File Photo: Rhino 500 handguns are on display at the National Rifle Association (NRA) Annual Meetings and Exhibits on April 14, 2012 in St. Louis, Missouri.
Karen Bleier/AFP/Getty Images, File

Senate Republicans vote to expand gun access for mentally impaired

Updated
Following up on our previous coverage, congressional Republicans have made a specific gun measure one of their early priorities. As of this morning, it’s on its way to becoming law.

Under the status quo, when an American suffers from a severe mental illness, to the point that he or she receives disability benefits through the Social Security Administration, there are a variety of limits created to help protect that person and his or her interests. These folks cannot, for example, go to a bank to cash a check on their own.

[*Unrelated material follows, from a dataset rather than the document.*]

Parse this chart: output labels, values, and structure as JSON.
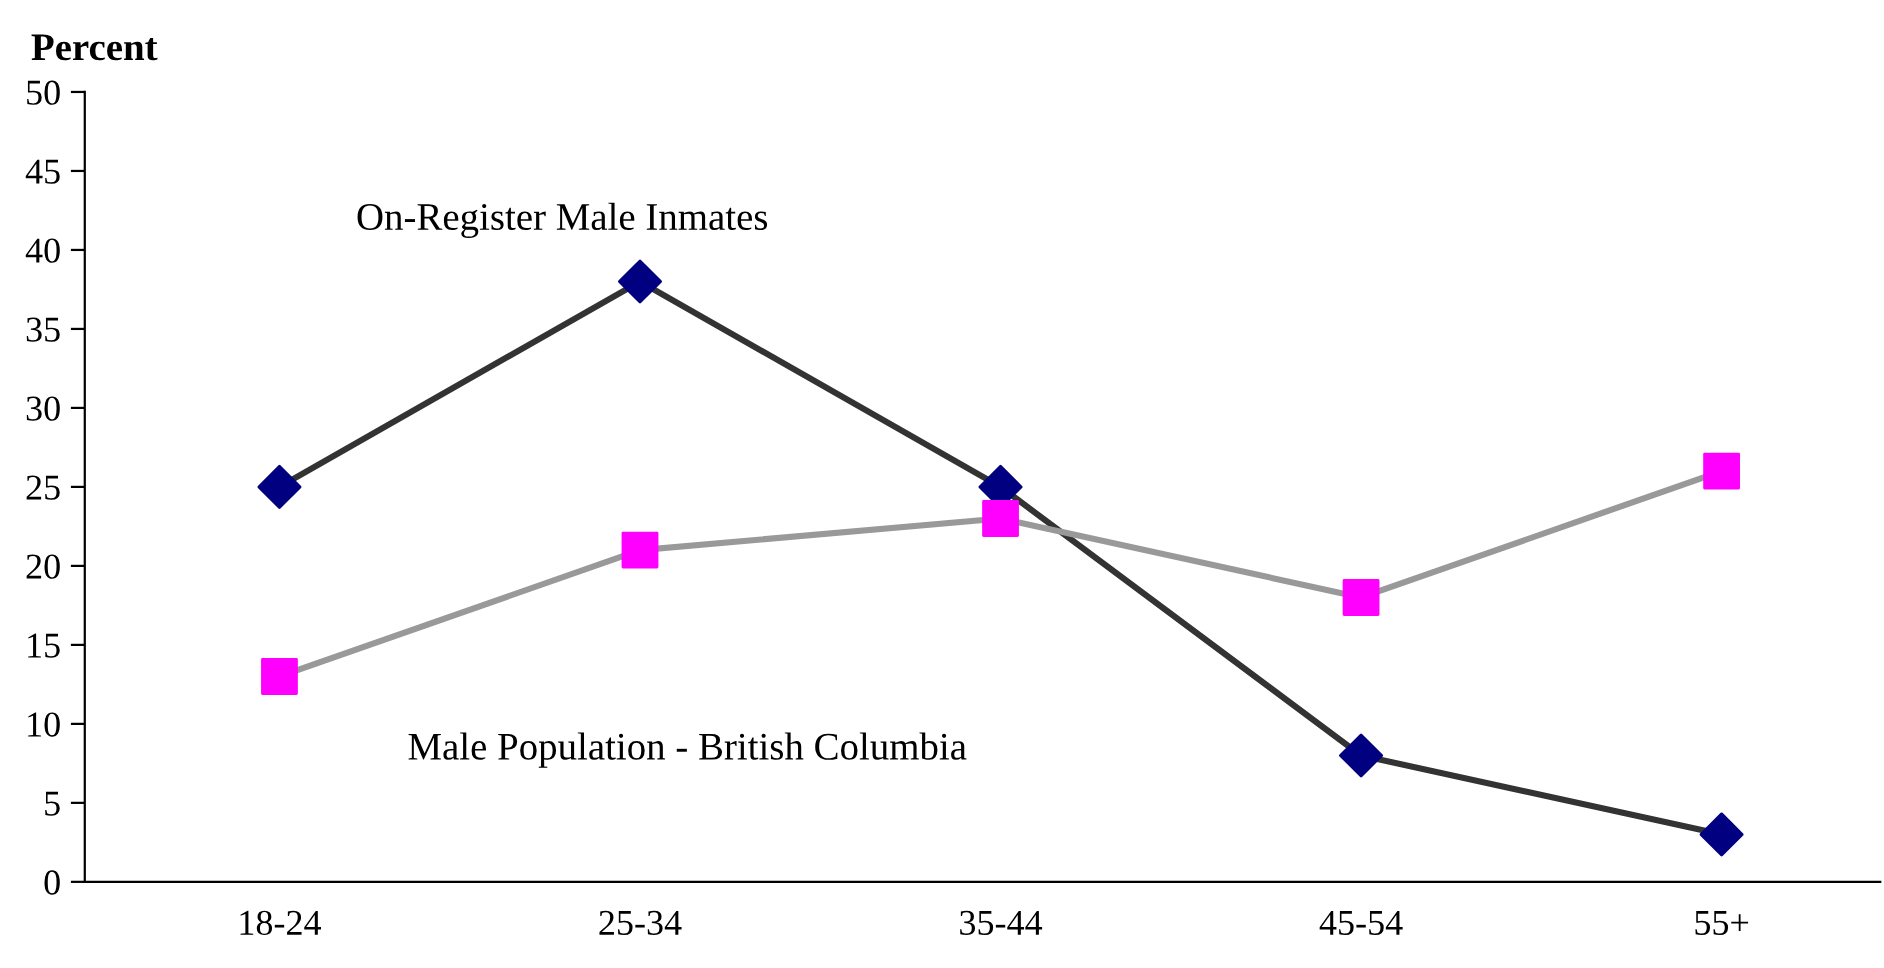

They also can’t buy a gun. Last week, the GOP-led House passed a measure to expand these Americans’ access to firearms, and as the Huffington Post noted, the GOP-led Senate did the same this morning.
Congress took its final step Wednesday to repeal a Social Security Administration rule that was written to prevent mentally incompetent people from buying guns. […]

Republicans, who frequently assert that the way to deal with gun violence is to deal with mental illness, in this case argued that the regulation mistreats disabled Americans.
The Senate roll call is online here. Note that literally every Senate Republican voted for it, as did four red-state Democrats and one independent who caucuses with Dems.

As always, the specific substantive details matter. The Social Security Administration reports the names of those who receive disability benefits due to severe mental illness to the FBI’s background-check system. The Republicans’ bill intends to block that reporting, making more people eligible to legally buy a firearm.

After writing a recent piece on this, I heard from several readers who argued that the current system is flawed and in need of repair. It’s very difficult, for example, for someone to have their names removed from the background-check system once they’re on it.

And while that’s a fair point, and concerns about the flaws in the system have merit, note that this legislation makes no real effort at reform. It’s more of a blunt object than a scalpel.

What’s more, in the wake of the country’s brutal mass shootings, Republican policymakers usually have a reflexive set of talking points, and near the top is something intended to sound constructive: working on mental-health issues is a potential area for bipartisan common ground.

The question today is whether GOP officials take their own rhetoric seriously.

In 2013, for example, Sen. Chuck Grassley (R-Iowa), asked about reducing gun violence, told NPR, “[T]he biggest problem that we have to deal with, and quite frankly I don’t think any of us have an answer to the mental health issue. How do you get more people that have mental health problems that shouldn’t have guns, and under present law can’t get guns, but you got to get their name into the database as well.”

In 2017, Chuck Grassley was the chief sponsor of the legislation to expand gun access for the mentally impaired.

His bill now heads to the White House for Donald Trump’s signature.